If the handshake register is not cleared in step 103, the process proceeds to step 108 and the CIP 10 waits for a set time, for example, 800 msec. At this time, waiting for 800msec is a waiting time for the PP 12 to read the unmounting information and the function fail information stored in the dual port RAM embedded in the CIP 10 through the TD bus. Therefore, PP (12) scans CASR at 50msec period and reads the handshake register (dpwhncr) if the relevant bit is set and if it is set to D1 (bit 1) '1' (Read Allow Mode), the handshake register (dpwhncr). After reading the information indicated by the address value of (0x400000) + (0x02 to 0x0f) with reference to the addresses D7 to D4 of, dpwhncr (D7 to D0): 00000001 to the handshake register (dpwhncr) of CIP (10). Set to indicate that communication has been completed normally.

Thereafter, in step 109, the CIP 10 checks whether the handshake register is clear. That is, it is checked whether the handshake register dpwhncr (D7 to D0) is set to 00000001. At this time, if the handshake register is not set to 'I', the process proceeds to step 110 and the CIP 10 processes the TD bus access fail. Then, in step 107, the CIP 10 clears CASR0 (bit 0) = 0 and CASR2 (bit 2) = 0 and ends the operation. However, in step 109, if the handshake register (dpwhncr → Hand Shake Control Register) is cleared (dpwhmnc & x02), the CIP 10 proceeds to step 104 and the PP 12 removes the mounting information through the TD bus as described above. And function fail information can be read.
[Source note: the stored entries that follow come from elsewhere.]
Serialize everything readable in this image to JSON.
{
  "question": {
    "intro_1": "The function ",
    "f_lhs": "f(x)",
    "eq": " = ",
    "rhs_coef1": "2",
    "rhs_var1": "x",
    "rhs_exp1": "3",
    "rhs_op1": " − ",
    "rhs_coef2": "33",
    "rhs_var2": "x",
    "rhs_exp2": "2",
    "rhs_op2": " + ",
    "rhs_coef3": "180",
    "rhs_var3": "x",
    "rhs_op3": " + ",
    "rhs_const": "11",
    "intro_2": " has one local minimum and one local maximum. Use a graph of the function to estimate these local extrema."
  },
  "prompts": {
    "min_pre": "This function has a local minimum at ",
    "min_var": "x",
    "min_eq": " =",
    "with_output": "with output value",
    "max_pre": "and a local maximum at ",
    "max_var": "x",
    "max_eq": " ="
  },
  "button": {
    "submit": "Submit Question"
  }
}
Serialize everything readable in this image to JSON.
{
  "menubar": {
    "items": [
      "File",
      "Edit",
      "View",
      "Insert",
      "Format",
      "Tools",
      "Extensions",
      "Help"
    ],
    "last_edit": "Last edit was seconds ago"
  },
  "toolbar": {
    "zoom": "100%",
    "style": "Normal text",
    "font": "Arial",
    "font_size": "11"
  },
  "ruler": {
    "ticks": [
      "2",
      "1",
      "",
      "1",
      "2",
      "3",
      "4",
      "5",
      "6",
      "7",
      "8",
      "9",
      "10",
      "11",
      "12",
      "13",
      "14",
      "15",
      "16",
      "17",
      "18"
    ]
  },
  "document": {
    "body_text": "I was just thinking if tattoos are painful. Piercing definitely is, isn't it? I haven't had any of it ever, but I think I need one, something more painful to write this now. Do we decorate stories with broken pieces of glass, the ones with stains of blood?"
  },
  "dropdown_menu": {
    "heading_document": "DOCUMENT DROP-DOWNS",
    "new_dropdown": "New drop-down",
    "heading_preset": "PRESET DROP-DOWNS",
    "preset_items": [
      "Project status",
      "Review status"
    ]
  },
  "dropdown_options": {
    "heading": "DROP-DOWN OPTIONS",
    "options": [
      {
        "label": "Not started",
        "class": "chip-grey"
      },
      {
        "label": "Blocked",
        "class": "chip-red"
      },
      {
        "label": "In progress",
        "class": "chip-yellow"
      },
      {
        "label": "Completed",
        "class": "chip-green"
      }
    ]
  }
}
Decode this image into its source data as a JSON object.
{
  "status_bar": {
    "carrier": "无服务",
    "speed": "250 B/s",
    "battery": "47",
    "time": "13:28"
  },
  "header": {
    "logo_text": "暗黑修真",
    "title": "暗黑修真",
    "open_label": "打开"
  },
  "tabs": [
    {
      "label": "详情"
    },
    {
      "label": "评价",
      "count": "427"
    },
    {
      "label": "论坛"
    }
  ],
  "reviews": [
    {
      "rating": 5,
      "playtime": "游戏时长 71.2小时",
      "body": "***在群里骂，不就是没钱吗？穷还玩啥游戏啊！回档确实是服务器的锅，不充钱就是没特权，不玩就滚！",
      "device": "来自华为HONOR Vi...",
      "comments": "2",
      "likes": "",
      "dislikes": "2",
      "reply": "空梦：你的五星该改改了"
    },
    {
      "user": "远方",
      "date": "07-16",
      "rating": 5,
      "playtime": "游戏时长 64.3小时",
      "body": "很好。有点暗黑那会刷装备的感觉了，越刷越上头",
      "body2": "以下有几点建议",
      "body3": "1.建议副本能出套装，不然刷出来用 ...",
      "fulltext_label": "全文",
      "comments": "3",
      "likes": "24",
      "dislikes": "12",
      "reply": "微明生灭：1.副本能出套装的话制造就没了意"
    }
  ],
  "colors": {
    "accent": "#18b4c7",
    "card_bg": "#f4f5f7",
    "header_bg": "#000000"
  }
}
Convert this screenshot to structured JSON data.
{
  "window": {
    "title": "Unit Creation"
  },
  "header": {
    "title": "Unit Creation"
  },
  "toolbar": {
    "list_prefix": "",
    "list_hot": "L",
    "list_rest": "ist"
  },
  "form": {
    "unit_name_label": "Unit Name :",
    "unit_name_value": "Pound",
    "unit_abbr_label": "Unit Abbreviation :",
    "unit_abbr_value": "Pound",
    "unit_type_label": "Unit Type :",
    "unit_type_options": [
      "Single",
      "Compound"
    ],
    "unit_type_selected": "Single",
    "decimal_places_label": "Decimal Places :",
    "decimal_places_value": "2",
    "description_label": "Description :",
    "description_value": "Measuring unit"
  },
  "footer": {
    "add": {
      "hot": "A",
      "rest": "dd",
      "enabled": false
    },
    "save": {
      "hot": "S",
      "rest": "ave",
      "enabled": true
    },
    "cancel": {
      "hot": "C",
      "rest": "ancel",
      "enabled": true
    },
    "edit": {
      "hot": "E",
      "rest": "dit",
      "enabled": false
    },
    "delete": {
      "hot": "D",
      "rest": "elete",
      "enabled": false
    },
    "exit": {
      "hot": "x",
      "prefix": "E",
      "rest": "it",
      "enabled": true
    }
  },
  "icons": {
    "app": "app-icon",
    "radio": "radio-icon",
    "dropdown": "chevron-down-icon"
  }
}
As described above, the present invention, in order to secure the reliability of the nodes that provide communication paths to a plurality of subsystems on the IPC network, in the event of a failure through the TD bus, which is a bypass path, the operator promptly informs the operator to the failure message on the IPC network As a result, the operator does not grasp the failure state and thus has the advantage of minimizing the loss caused by the failure.

Claims (2)

A plurality of subsystems are connected on an IPC network through a plurality of nodes, a CIP is connected to the IPC network, an OMP is connected through a node ND0 to the IPC network, and ferries through a TD bus connected to the CIP. In a method of handling node failure of an IPC network in a switch in which a parallel processor (PP) is connected and the peripheral processor (PP) is connected to an OMP through a P bus, Collecting fault information generated on the IPC network from the CIP and storing the fault information in the dual port RAM; Scanning the critical alarm status register in the CIP at a period set by the peripheral processor connected through the CIP and the TD bus to determine whether a related bit is set; In the peripheral processor, the critical alarm status register is read and when the relevant bit is set, the handshake register stored in the dual port RAM of the CIP is read and the fault information is notified to the OMP through the P bus. Node failure handling method in the IPC network of the exchange characterized in that. The method of claim 1, The failure information is a node failure handling method in an IPC network of a switch, characterized in that the information on the removal, mounting and function of the subsystem board.